Rappahannock News

Join with the children to do something now

- BY FRANK REYNOLDS

“There is something happening here, and you don’t know what it is, do you Mr. Jones?” In 1965, nearly unknown Robert Zimmerman (Bob Dylan) from Hibbing, Minnesota, wrote these lyrics in Ballad of A Thin Man, and it presaged the coming civil rights, anti-Vietnam War, and the so-called 60's movements.

Many still do not understand or accept those movements, but they were real and the world was changed. Anyone with an open mind can see that, after this past weekend, something is happening again, and we would be wise to acknowledg­e it, and finally do something to protect our children from avoidable harm.

This writer is a Vietnam War veteran, an unabashed and dedicated patriot to our great country, a southerner who grew up hunting and target shooting, who presently owns more than 40 firearms, but not a single assault weapon. This writer does not intend to give up his firearms,

and is a supporter of the Second Amendment to the Constituti­on as it is presently written.

This writer remembers that in the Civil Rights Movement in the sixties, and in the anti-Vietnam War movement in the seventies, the young people in our country played a major part of those movements. The young people in the “March for Our Lives” are more motivated than were the students forty to fifty years ago, because they feel personally threatened and they realize that the adults are not going to do anything about the guns used to kill them unless we are forced to do so. This is a personal issue to them, and they will not forget . . . and they are going to vote their concerns as soon as they can. These are not dope-smoking draft dodgers looking to party as many of the 60's and 70's demonstrat­ors were described; these students look at this as a life and death matter.

We all need to ask, what is the value of our children? How does a strict interpreta­tion of the language of the Second Amendment, crafted in the time of muzzleload­er firearms, outweigh society’s interest in protecting our own children from modern assault weapons in the hands of unbalanced people? How many children have to be sacrificed on the altar of “Don’t touch my guns”? Where is the tipping point?

For we adults, it wasn’t 21 persons at Sandy Hook, or 13 persons at Columbine, or the hundreds more. But the specter of 17 more dead citizens at Stoneman Douglas High School in Parkland, Florida awoke our children to the fact that nothing will be done unless they make it happen.

Our country loses about 27 people every day to gun violence. No other civilized country has a rate as high as one-fifth that rate. Americans are not more violent than other citizens in other countries, but it is child’s play for a disturbed person in the U.S.A. to get their hands on a weapon built to kill humans in war. This is a U.S.A. problem, not a world problem.

Do we really think that the language in the Second Amendment, stating that it is in our country’s interest to have a “well-regulated militia,” also allows persons who are not “well-regulated” to have an assault weapon? Do we really think that a teacher with a sidearm can or will be able to stand up to an disturbed individual with an assault rifle and hundreds of rounds of ammunition?

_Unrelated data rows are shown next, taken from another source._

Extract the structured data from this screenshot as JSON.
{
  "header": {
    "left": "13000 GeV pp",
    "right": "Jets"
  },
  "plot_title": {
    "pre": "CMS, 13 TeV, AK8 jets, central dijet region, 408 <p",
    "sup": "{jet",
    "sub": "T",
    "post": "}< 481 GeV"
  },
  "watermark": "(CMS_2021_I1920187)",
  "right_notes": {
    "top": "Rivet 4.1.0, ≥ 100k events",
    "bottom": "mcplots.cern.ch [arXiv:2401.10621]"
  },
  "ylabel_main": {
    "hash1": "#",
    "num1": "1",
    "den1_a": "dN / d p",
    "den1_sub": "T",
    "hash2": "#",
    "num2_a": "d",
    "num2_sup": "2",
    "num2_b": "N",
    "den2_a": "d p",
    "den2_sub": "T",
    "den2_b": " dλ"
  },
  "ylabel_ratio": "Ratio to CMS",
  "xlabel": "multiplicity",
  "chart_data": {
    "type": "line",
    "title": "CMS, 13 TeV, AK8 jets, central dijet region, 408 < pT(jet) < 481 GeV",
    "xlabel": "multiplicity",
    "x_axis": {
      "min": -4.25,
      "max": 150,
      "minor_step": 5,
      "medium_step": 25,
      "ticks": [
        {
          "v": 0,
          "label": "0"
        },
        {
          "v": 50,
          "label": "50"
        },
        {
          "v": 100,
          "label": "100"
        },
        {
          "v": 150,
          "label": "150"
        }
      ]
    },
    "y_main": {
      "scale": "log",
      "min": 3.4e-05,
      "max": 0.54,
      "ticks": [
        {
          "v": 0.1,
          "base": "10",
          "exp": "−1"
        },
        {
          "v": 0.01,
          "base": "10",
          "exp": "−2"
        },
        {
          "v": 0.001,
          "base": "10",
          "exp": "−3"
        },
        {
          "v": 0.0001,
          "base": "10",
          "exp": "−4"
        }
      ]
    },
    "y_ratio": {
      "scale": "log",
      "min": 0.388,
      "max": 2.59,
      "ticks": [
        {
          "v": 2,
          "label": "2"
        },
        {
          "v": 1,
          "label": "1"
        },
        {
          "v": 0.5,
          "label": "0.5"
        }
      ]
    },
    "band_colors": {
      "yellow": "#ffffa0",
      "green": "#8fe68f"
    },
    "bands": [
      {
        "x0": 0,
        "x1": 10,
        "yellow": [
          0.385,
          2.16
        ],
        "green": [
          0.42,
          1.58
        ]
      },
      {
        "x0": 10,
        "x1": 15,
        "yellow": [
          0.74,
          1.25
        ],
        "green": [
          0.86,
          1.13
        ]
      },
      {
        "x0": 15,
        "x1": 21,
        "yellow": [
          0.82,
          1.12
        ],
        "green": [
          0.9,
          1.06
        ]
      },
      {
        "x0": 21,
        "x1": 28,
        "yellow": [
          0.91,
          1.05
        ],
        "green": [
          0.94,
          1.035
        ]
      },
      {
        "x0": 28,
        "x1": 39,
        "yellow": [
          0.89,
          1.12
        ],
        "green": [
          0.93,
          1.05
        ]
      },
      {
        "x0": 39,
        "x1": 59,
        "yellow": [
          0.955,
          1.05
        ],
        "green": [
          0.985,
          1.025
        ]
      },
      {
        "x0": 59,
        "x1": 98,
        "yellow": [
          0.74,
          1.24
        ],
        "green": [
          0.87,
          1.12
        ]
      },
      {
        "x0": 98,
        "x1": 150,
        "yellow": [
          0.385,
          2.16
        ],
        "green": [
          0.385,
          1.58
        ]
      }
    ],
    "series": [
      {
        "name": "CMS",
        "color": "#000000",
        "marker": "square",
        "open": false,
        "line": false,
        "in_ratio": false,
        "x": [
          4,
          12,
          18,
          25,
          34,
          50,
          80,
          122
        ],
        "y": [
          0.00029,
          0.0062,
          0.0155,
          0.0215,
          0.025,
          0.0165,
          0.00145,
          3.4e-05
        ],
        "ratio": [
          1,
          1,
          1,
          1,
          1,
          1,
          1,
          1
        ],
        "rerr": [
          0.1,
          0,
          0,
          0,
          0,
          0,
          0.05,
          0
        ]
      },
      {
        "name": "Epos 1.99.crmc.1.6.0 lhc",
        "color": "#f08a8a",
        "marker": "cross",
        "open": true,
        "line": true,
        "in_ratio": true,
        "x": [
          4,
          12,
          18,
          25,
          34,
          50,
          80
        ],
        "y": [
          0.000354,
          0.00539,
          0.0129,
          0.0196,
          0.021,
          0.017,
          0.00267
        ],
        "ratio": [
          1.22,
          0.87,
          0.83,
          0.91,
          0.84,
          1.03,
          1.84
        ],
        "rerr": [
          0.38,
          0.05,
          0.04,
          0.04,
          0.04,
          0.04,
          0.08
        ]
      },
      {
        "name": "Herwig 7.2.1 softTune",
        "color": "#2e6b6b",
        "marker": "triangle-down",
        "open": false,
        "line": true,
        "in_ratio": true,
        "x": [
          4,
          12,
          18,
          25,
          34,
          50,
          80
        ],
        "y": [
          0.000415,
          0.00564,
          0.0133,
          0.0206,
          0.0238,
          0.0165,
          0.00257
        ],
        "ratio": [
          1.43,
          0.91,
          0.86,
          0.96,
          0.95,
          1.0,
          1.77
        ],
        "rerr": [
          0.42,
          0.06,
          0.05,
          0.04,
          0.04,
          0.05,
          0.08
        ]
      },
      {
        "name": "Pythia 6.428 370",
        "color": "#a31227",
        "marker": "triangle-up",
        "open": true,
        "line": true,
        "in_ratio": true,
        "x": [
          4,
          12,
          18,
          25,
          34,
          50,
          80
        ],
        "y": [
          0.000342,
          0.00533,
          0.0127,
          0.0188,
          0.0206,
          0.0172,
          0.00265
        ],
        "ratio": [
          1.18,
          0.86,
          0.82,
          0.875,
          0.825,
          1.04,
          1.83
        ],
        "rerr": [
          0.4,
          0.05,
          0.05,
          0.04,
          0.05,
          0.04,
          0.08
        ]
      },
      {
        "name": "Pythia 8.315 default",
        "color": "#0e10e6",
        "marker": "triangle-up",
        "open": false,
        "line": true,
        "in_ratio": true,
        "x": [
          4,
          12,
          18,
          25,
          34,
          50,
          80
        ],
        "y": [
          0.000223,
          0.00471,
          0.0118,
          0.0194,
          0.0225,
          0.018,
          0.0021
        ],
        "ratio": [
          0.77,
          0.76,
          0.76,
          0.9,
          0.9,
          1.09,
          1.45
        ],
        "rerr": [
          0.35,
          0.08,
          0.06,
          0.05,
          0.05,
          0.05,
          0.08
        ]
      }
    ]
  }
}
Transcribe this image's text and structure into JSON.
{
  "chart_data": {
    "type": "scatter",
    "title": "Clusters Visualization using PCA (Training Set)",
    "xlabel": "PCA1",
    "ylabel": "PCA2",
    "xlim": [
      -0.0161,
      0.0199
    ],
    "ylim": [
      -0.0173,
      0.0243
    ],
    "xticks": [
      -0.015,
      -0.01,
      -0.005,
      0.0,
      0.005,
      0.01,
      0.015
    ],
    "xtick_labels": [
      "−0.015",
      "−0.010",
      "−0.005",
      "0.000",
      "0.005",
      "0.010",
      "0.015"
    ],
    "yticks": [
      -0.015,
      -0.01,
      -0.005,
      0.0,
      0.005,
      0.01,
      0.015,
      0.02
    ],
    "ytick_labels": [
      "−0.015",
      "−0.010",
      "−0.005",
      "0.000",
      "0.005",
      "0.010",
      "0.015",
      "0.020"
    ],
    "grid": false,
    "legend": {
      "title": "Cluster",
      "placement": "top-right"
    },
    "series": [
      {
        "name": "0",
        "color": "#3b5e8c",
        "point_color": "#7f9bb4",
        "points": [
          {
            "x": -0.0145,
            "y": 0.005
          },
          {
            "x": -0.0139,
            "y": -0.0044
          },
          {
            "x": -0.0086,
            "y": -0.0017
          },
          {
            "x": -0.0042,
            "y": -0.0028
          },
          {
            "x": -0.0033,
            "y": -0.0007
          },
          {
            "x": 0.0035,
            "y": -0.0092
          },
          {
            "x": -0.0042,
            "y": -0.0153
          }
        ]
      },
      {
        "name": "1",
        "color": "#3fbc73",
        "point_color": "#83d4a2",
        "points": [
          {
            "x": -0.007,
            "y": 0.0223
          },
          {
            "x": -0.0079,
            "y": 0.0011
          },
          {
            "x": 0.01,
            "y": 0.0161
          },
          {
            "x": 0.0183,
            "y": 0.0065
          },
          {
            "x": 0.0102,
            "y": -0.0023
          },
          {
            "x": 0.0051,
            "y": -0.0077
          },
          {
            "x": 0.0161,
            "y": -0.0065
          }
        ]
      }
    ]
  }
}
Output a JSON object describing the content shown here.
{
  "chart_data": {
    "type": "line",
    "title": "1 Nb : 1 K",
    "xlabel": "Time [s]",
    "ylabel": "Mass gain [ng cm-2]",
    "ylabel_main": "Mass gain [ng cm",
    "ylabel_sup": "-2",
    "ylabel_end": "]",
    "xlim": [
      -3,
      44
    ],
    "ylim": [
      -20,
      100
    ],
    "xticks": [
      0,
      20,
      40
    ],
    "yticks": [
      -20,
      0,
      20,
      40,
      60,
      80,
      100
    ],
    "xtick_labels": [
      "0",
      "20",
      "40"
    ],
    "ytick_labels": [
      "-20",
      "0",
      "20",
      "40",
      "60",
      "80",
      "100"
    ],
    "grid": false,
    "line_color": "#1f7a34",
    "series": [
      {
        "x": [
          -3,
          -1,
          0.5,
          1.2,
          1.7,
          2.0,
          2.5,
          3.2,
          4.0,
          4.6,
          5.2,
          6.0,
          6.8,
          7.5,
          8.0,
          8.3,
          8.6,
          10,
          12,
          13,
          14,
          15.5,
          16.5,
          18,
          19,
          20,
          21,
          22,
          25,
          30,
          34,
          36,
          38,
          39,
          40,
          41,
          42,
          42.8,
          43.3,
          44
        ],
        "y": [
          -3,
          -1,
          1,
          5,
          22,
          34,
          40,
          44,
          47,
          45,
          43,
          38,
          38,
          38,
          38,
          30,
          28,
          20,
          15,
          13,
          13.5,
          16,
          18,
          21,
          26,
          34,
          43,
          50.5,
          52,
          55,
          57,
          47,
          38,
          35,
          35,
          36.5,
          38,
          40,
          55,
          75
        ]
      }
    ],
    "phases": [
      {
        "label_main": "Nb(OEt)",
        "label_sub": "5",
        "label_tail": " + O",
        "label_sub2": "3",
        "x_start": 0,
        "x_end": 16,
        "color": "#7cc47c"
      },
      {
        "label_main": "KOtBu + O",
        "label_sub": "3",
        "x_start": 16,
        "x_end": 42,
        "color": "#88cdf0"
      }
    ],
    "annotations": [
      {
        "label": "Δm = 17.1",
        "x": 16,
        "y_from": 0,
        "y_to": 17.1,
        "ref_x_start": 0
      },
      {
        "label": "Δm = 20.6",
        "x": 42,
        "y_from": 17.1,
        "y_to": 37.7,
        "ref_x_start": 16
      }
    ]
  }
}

Here we are, citizens: This movement of our teenagers and pre-teenagers is not going to go away, and it shouldn’t. They will vote soon, and like all of us, they will vote on the issue that affects them directly, and their issue is their safety. The time has come that those legislator­s who will not commit to responsibl­e firearms legislatio­n will be voted out.

I challenge other responsibl­e gun owners such as myself, and the realistic NRA members: join together with our children to support effective and constituti­onal federal and state legislatio­n which will actually protect our children from the fear and risk of being murdered in their classrooms; Or, face the fact that when this children’s movement gathers strength and power and voting rights, and it will, then even more restrictiv­e firearms legislatio­n will be passed if nothing is done now.

To those of you who actually believe that you need to have your guns to protect yourself from a repressive government, your failure at this time to support meaningful laws limiting access to assault weapons and extending background investigat­ions will result in much greater restrictio­ns when our children continue to die in avoidable attacks.

Step up, leave the radical firearms rights extremists to their fear-mongering, and join with the children to do something now. Do this, before the repeated horror of the murders of our innocent citizens results in louder calls for even stronger restrictio­ns. This is your chance. Take it now, Mr. Jones.